Therefore, as long as you wish to argue Moore's Law is still alive, it is mostly due to increased core count and to make good use of that you need well parallelized software.
For the future TG's architecture should scale up better, perhaps up to 32 cores.
I wonder whether if TG makes good use of SIMD and other instruction set extensions like AVX and such? Luc asked that about 10 years ago, I remember.
Yes, previous discussion here hinted at possible performance differences between the 3 different render methods currently present and were not the scope of this test.
I will then add 2 lines to the graph below, but expect much longer testing though (for PT).
We can perform these tests again, if anyone is interested, but I don't expect vast differences in scalability, that would be weird/unexpected. Unless Matt incorporated different coding concepts throughout the years?
Perhaps that touches on to my question how well TG uses SIMD and the like and whether if there's a way to improve thread scalability to make good use of where the CPU industry is heading to.

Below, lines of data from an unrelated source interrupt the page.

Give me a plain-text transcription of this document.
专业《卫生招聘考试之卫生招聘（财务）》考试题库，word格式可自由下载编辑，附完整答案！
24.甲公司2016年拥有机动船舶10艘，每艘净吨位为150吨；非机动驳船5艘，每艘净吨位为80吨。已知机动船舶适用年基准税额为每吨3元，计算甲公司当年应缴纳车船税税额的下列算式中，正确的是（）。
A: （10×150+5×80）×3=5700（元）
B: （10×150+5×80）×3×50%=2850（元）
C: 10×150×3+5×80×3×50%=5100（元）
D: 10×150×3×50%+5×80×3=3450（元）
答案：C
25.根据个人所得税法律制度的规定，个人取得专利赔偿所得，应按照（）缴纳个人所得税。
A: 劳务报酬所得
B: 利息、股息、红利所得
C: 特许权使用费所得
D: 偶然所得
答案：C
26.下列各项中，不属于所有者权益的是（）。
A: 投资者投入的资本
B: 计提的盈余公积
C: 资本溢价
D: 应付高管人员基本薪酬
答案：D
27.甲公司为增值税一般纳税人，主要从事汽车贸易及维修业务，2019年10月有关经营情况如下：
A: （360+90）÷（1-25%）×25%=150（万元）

I'm wondering if there is any difference in limiting cores from the Bios vs. directly in Terragen? It would be a bit more work going into the Bios to limit # of cores used.
-Derek
The max thread setting is not a soft limit. TG really does not create more than the set number of threads for rendering and right now I don't see how a BIOS disabled core would differ from not allowing TG to use it.
Given this data I would not think so either... Can you tell from the graph which system had the cores disabled in BIOS?
There's some variation at 16 threads, but else it's all pretty much on top of each other.
Hi Martin,
Thanks for putting this together. I will reply in more detail later, but there are a couple of things I wanted to say first, which may help to get a more accurate conclusion.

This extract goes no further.